As a teaching fellow in Nazareth, I constantly find myself immersed in Islamic, Christian, and Jewish settings. I work at an Arab school, live in the same place Jesus used to call home, and reside within Nof Hagalil, the Jewish counterpart to Nazareth. Since moving to Nazareth, I have learned conversational Arabic, interacted with people from all over the world, and strengthened my Jewish identity. I now feel at home in a place that once felt foreign and out of reach. I have fallen in love with my job as a teaching fellow, and most days feel as though I learn more from my students than they learn from me. My students have taught me to open my mind and my heart.
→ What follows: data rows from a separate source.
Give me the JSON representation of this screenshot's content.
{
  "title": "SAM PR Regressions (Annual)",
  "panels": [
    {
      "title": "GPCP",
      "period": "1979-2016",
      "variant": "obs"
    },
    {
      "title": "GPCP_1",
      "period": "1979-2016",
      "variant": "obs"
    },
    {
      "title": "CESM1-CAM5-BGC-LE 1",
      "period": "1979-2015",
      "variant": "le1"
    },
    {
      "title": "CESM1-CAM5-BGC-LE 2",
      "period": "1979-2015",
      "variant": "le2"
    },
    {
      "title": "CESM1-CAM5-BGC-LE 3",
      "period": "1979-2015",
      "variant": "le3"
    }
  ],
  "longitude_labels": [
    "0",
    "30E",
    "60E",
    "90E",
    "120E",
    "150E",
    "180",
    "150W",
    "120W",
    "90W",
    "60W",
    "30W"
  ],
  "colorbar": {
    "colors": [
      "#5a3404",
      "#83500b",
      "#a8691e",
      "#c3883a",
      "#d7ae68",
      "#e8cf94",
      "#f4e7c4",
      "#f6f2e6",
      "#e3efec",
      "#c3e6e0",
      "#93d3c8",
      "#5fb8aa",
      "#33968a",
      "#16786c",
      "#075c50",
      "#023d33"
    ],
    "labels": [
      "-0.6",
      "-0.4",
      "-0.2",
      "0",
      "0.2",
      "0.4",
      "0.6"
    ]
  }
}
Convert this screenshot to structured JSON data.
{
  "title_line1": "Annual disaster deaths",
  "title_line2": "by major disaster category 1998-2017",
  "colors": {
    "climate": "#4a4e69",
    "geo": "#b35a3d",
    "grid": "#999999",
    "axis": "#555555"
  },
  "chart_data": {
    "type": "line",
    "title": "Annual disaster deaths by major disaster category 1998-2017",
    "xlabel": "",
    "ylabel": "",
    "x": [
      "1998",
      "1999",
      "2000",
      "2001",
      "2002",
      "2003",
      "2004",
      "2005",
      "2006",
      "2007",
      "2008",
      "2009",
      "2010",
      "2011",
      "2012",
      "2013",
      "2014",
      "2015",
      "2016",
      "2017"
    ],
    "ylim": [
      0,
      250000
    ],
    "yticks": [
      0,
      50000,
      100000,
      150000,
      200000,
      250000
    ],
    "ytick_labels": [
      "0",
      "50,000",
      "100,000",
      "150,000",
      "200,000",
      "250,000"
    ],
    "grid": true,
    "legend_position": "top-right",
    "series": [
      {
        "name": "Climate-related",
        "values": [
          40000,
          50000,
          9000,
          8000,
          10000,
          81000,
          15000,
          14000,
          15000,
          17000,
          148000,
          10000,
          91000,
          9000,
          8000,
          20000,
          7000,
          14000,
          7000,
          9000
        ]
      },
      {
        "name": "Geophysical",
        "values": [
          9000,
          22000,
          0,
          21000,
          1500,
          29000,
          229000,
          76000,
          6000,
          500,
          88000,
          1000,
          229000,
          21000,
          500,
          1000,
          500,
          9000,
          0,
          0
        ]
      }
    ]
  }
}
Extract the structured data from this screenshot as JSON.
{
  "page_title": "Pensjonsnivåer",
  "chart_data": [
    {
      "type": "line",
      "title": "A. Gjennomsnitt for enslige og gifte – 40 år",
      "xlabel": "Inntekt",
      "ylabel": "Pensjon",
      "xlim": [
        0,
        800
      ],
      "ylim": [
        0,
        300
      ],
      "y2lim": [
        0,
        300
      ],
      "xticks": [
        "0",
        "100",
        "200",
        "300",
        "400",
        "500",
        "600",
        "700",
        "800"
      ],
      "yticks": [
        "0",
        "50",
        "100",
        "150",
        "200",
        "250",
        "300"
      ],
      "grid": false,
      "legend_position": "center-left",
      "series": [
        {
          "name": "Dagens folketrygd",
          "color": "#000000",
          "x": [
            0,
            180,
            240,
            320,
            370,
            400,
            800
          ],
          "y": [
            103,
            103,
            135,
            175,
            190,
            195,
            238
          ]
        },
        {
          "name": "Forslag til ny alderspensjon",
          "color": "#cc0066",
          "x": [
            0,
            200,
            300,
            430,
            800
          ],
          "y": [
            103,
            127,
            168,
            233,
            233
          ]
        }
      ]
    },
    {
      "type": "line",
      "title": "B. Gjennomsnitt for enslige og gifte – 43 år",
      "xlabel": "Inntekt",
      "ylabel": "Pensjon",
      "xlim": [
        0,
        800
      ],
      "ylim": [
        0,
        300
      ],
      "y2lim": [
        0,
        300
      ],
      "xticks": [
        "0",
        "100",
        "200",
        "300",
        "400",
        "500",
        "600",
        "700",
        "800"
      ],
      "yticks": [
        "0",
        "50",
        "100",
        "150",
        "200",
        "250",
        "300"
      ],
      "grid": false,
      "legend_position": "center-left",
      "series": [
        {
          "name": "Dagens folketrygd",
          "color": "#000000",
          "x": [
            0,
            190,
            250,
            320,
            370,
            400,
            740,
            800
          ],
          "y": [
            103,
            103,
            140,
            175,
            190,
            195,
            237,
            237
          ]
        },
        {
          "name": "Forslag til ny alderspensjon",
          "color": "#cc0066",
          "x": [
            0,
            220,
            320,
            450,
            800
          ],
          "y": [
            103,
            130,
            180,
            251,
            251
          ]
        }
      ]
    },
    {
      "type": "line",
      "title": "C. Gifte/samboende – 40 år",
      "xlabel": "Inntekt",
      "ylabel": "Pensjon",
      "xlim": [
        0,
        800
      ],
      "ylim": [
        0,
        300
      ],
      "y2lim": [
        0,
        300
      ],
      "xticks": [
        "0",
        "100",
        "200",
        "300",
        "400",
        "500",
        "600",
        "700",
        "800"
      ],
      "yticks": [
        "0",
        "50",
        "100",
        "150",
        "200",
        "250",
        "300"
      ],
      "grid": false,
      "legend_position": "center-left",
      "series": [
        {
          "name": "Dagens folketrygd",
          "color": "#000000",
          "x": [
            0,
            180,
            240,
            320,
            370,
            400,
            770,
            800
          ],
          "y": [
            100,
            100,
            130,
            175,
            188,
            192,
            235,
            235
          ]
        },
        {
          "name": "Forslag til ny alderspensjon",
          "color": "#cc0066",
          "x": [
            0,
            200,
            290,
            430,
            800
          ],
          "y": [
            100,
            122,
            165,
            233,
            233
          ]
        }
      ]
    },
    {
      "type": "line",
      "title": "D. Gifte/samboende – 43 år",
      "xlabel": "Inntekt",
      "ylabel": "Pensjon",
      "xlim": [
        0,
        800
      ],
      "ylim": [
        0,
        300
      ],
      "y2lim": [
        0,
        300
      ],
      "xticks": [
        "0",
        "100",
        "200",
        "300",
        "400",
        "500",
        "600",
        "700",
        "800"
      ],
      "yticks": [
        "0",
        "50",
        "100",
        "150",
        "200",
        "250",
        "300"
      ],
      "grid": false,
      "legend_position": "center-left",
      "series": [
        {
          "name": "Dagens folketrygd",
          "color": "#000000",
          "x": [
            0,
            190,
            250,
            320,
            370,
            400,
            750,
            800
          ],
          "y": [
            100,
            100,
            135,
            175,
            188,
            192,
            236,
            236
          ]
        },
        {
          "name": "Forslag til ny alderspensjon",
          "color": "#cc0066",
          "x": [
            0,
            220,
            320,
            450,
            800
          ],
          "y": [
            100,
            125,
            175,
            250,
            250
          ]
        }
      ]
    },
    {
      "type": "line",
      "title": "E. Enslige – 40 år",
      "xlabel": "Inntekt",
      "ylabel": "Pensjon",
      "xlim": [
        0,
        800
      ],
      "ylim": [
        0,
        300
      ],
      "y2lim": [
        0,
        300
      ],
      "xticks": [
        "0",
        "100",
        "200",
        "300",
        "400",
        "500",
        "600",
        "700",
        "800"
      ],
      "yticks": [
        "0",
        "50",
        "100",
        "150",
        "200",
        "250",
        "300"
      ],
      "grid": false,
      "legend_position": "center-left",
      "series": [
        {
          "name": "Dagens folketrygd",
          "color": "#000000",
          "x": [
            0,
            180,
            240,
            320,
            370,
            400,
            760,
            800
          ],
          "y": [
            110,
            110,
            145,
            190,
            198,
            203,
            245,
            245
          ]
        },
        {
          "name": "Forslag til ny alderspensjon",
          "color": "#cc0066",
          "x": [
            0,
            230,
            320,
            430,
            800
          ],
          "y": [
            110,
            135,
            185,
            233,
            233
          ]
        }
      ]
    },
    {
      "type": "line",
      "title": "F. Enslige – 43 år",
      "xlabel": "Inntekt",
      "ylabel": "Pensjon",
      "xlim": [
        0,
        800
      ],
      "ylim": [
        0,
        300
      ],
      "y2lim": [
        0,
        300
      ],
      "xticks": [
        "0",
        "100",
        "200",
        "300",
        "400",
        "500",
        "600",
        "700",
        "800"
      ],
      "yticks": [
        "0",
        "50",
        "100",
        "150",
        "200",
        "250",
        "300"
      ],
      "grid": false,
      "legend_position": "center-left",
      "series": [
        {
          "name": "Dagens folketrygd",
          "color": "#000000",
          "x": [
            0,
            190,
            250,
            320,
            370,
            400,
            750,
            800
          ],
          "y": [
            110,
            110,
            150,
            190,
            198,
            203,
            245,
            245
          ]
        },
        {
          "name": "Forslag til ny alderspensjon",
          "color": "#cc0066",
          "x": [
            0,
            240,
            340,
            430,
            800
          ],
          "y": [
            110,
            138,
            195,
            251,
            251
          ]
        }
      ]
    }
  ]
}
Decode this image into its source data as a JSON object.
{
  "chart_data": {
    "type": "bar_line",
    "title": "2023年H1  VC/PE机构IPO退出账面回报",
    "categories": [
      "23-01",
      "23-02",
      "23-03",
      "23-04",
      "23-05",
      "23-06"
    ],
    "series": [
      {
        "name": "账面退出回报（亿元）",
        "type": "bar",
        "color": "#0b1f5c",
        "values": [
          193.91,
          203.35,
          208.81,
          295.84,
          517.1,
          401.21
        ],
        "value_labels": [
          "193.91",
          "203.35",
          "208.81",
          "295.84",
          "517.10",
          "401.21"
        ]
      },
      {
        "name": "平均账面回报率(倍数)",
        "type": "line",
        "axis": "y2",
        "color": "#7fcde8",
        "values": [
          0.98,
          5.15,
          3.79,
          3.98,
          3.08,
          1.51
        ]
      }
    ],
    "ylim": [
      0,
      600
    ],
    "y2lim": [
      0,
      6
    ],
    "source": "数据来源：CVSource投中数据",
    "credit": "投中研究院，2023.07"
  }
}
Most of the kids at my school are either Christian-Arab or Muslim-Arab. They frequently ask about my religious and political beliefs (and occasionally ask if I know the latest Tik Tok dances). Additionally, the people of Nazareth have given me a wonderful opportunity to learn about the Israeli-Palestinian conflict from an entirely new perspective. I feel more open-minded and content in regards to my relationship with Israel. I now listen to voices I, unknowingly, shut out and have immersed myself in the rich Arab-Islamic and Arab-Christian cultures.
For all these reasons, I feel incredibly blessed to have found the MITF program, specifically the BINA Nazareth + Tel Aviv track. Nazareth has helped me grow spiritually, emotionally, and mentally. I will forever have a deep appreciation for Nazareth, Nof Hagalil, my roommates, my students, my host teacher, Arabic food (especially knafeh, Nazareth’s most famous delicacy!), and Israel. In Nazareth, I find myself surrounded by religion, history, conflict, and unity, just like Brother Olivier. My experience with MITF has changed me for the better and I am deeply grateful for this opportunity. In the wise words of Brother Olivier, “Jews coming to a Muslim community to hear music in a Christian church” is how coexistence is built.